The other day my friend Dan voiced a thought I’d been having for some time now: ‘It’s pretty fascinating,’ he said from across the table, ‘how disasters can actually create beautiful things too. Like, climate change—there’s gonna be some bad stuff, but there’s always a lot of cool, really beautiful things that come out of our destruction.’ I’m paraphrasing, obviously. I tried to get at his conversational, yet insightful tone, but I don’t think I succeeded.
But I’d been thinking similar things since reading Jared Diamond’s account of the early settlement of Iceland, how after they arrived in their boats, settlers went about raising grains and sheep just as they had in the British Isles. Though at first glance the island appeared to be similar topographically, Iceland was unique in geography and climate, which greatly affected its growing season. Eventually, 96 percent of its forests were gone, and half of its grasslands destroyed. “By the 1800s,” wrote Stephen Leahy in Earth Island Journal, “Iceland had become Europe’s largest desert; the people starved, and the once prosperous country became one of the world’s poorest.”

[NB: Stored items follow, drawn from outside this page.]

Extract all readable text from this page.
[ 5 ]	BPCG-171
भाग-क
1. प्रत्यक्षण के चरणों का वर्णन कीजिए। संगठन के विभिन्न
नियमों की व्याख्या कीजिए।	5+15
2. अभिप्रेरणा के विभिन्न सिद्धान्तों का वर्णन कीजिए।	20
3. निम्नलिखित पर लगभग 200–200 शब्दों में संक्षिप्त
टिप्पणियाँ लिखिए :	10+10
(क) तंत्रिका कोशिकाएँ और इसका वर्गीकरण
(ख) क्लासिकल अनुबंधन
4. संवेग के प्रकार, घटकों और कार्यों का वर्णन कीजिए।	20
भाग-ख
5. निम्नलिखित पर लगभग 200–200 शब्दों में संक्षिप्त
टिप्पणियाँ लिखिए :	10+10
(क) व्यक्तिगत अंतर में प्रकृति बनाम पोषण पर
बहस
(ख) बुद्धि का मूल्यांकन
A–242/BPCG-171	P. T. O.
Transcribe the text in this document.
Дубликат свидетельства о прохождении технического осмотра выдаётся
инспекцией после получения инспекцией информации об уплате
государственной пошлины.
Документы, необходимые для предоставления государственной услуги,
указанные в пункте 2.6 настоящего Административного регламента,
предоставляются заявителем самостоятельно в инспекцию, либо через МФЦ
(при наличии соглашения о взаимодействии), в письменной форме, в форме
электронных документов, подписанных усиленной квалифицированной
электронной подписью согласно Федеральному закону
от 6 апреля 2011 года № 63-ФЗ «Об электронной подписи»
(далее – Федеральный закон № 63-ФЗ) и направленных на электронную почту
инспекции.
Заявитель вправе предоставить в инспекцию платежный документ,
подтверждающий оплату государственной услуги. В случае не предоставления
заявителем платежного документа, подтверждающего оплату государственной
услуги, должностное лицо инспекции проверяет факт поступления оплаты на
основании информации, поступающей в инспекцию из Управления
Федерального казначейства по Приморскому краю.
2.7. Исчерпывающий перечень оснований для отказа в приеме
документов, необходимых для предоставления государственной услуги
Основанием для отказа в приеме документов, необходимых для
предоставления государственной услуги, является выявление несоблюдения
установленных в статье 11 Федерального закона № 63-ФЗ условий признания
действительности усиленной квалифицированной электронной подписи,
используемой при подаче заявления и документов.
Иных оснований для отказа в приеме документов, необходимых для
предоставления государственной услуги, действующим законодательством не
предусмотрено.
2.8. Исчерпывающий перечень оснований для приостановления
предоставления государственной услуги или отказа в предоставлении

So when you go look at Iceland’s beautifully carved geography, its vast ravines and barren moonscape, know that it is a wasteland. A product of human failure, the utter destruction of nearly an entire people. Yet we would be telling ourselves only a half-truth if we were only to mourn this landscape. We can’t deny its beauty any more than we can deny the beauty of a photograph taken of a storm that might go on to kill hundreds of people.
Thinking of our ecological future reminded me of a brief description in Jim Shepard’s “The Netherlands Lives With Water.” I’ve read more than my share of urban plans and proposals for when the world begins flooding—some hyperbolic, others frighteningly practical—and this one is one of the better ones, maybe because it’s fictional, but I’m guessing it has more to do with how realistic yet imaginative it is.
“Sea-facing barriers are inspected both by hand and by laser imaging. Smart dikes schedule their own maintenance based on sensors that detect seepage or changes in pressure and stability. Satellites track ocean currents and water-mass volumes. The areas most at risk have been divided into dike-ring compartments in an attempt to make the country a system of watertight doors. Our road and infrastructure networks now function independently of the ground layer. Nine entire neighborhoods have been made amphibious, built on hollow platforms that will rise with the water but remain anchored to submerged foundations. And besides the giant storm barriers, atop our dikes we’ve mounted titanium-braced walls that unfold from concrete channels, leviathan-like inflatable rubber dams, and special grasses grown on plastic-mat revetments to anchor the inner walls.”
Think this is just fiction? Amphibious homes? That’s exactly what Morphosis Architects created in New Orleans.The FLOAT House was built as part of Make It Right’s efforts, led in part by Brad Pitt, to make the Lower Ninth Ward livable again. The people at ArchInnovations explain:
“In the event of flooding, the [FLOAT House’s] chassis acts as a raft, allowing the house to rise vertically on guide posts, securely floating up to twelve feet as water levels rise. While not designed for occupants to remain in the home during a hurricane, this innovative structure aims to minimize catastrophic damage and preserve the homeowner’s investment in their property. This approach also allows for the early return of occupants in the aftermath of a hurricane or flood.”